The famous convert from the Church of England to the Church of Rome was born in February 1801 and died in August 1890. Clearly his life spanned the 19th century that witnessed the Anglican Church’s inclination away from a basically Protestant, Bible-centered, low-church ambience toward a more Anglo-Catholic, liturgically oriented, high-church atmosphere.

The Rev. Newman and his several friends from Oxford – Froude, Pusey, Keble – were instrumental in this renewal of the comfortable, established, liberalized English church into which they had been ordained. Newman contributed greatly to this religious revival by his talents both as preacher and as writer. He and some of his friends were known as tractarians because of the numerous tracts or pamphlets which they wrote and circulated recalling the Church of England’s ancient, ecclesiastical Christians roots.

After his conversion to Roman Catholicism in 1845 at Littlemore, Father Newman spent some time in Rome studying and was ordained there in 1847. He returned and spent much of his Catholic priesthood as an Oratorian father near Oxford. He founded and served briefly as rector of a Catholic university in Dublin and also served at the famous Brompton Oratory in London with Father Faber, another celebrated English convert and prolific hymn writer. Blessed Newman became a great English literary figure writing his autobiography as well as scholarly works on the development of doctrine, the nature of a university, and the meaning of faith. Newman was also a noted poet and hymnist penning the familiar “Praise to the Holiest” and also “Lead Kindly Light” written during a storm on the Mediterranean Sea as well as the more ambitious “Dream of Gerontius” which was put to music by another English convert, Sir Edward Elgar, author of the famous "Pomp and Circumstance.”

Newman was successfully sued in an English court for libel against a renegade Dominican priest. He was fined 100 pounds but his legal fees came to 14,000 pounds! Some have wondered why Newman was never awarded a miter. He was cautious about papal infallibility which might have distanced him from Pius IX. Warmly recommended by highly placed English laymen, Newman was eventually elevated to the College of Cardinals in 1879 by Pope Leo XIII. His remaining years were marked by declining health.

Some have speculated that Cardinal Newman’s personal religious history was a search for religious certitude. The English churchman himself wrote, “From the age of fifteen, dogma has been the fundamental principle of my religion: I know no other religion; I cannot enter into the idea of any other sort of religion; religion, as a mere sentiment, is to me a dream and a mockery.” In spite of Cardinal Newman’s association with Anglo-Catholicism which was often marked by dreamy “smells and bells,” his true religious life was a reaction to the tendency toward merely personal opinion that was insinuating itself into Protestantism. Newman wanted a solid doctrinal framework for his spiritual and priestly life which greatly attracted him to Roman Catholicism’s enduring apostolic roots.
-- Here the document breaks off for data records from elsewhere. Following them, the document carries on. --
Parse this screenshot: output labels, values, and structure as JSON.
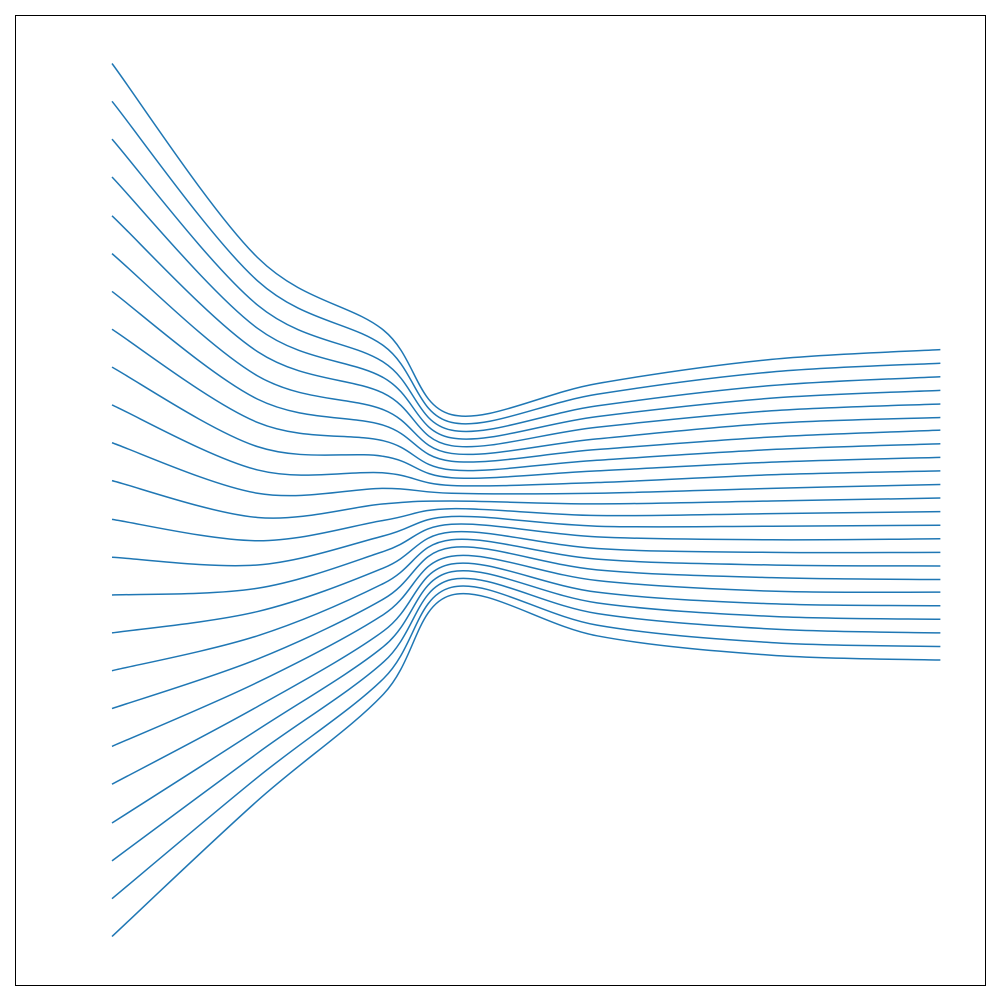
{
  "chart_data": {
    "type": "line",
    "color": "#1f77b4",
    "xlim": [
      0,
      100
    ],
    "ylim": [
      0,
      100
    ],
    "x": [
      10,
      25,
      38,
      45,
      60,
      78,
      95.4
    ],
    "series": [
      {
        "values": [
          95,
          75,
          67.5,
          58.8,
          62,
          64.5,
          65.5
        ]
      },
      {
        "values": [
          91.1,
          72.6,
          65.9,
          58.0,
          60.9,
          63.2,
          64.1
        ]
      },
      {
        "values": [
          87.2,
          70.1,
          64.2,
          57.2,
          59.7,
          61.8,
          62.7
        ]
      },
      {
        "values": [
          83.3,
          67.7,
          62.6,
          56.4,
          58.6,
          60.5,
          61.3
        ]
      },
      {
        "values": [
          79.3,
          65.3,
          61.0,
          55.6,
          57.5,
          59.2,
          59.9
        ]
      },
      {
        "values": [
          75.4,
          62.8,
          59.3,
          54.8,
          56.3,
          57.9,
          58.5
        ]
      },
      {
        "values": [
          71.5,
          60.4,
          57.7,
          54.0,
          55.2,
          56.5,
          57.2
        ]
      },
      {
        "values": [
          67.6,
          58.0,
          56.1,
          53.1,
          54.1,
          55.2,
          55.8
        ]
      },
      {
        "values": [
          63.7,
          55.5,
          54.5,
          52.3,
          53.0,
          53.9,
          54.4
        ]
      },
      {
        "values": [
          59.8,
          53.1,
          52.8,
          51.5,
          51.8,
          52.6,
          53.0
        ]
      },
      {
        "values": [
          55.9,
          50.7,
          51.2,
          50.7,
          50.7,
          51.2,
          51.6
        ]
      },
      {
        "values": [
          52.0,
          48.2,
          49.6,
          49.9,
          49.6,
          49.9,
          50.2
        ]
      },
      {
        "values": [
          48.0,
          45.8,
          47.9,
          49.1,
          48.4,
          48.6,
          48.8
        ]
      },
      {
        "values": [
          44.1,
          43.3,
          46.3,
          48.3,
          47.3,
          47.3,
          47.4
        ]
      },
      {
        "values": [
          40.2,
          40.9,
          44.7,
          47.5,
          46.2,
          45.9,
          46.0
        ]
      },
      {
        "values": [
          36.3,
          38.5,
          43.0,
          46.7,
          45.0,
          44.6,
          44.6
        ]
      },
      {
        "values": [
          32.4,
          36.0,
          41.4,
          45.9,
          43.9,
          43.3,
          43.2
        ]
      },
      {
        "values": [
          28.5,
          33.6,
          39.8,
          45.1,
          42.8,
          42.0,
          41.8
        ]
      },
      {
        "values": [
          24.6,
          31.2,
          38.2,
          44.2,
          41.7,
          40.6,
          40.5
        ]
      },
      {
        "values": [
          20.7,
          28.7,
          36.5,
          43.4,
          40.5,
          39.3,
          39.1
        ]
      },
      {
        "values": [
          16.7,
          26.3,
          34.9,
          42.6,
          39.4,
          38.0,
          37.7
        ]
      },
      {
        "values": [
          12.8,
          23.9,
          33.3,
          41.8,
          38.3,
          36.7,
          36.3
        ]
      },
      {
        "values": [
          8.9,
          21.4,
          31.6,
          41.0,
          37.1,
          35.3,
          34.9
        ]
      },
      {
        "values": [
          5,
          19,
          30,
          40.2,
          36,
          34,
          33.5
        ]
      }
    ]
  }
}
The thoughtful Newman observed, “To be deep into history is to cease to be Protestant.” The basic Protestant instinct was (and is) individual Biblical enlightenment. Protestantism held tradition and history as suspect. Tradition was viewed in Protestant circles as encrusting, even hiding, the core message contained in the Bible. Protestants thought that tradition or history had to be eliminated to get to authentic Christianity. Newman disagreed with this attempt to read Scripture apart from tradition. He saw that tradition or history clarified Scripture, explained Scripture, defined Scripture. The deeper the believer penetrates into the fathers of the church, the doctors of the church, the scholastics, the contemplatives, the teaching authority of the church and the daily life of the church the more one begins to appreciate the depth and breadth and height of authentic Christianity. Christianity must be understood as a heritage, a legacy from the apostolic age refined and developed over the centuries. In Newman’s mind, tradition or history or dogma is simply the Gospel message lived effectively and definitively over the years and now received as a guide for each generation. Creedal convictions taken to heart are the best expression of religion.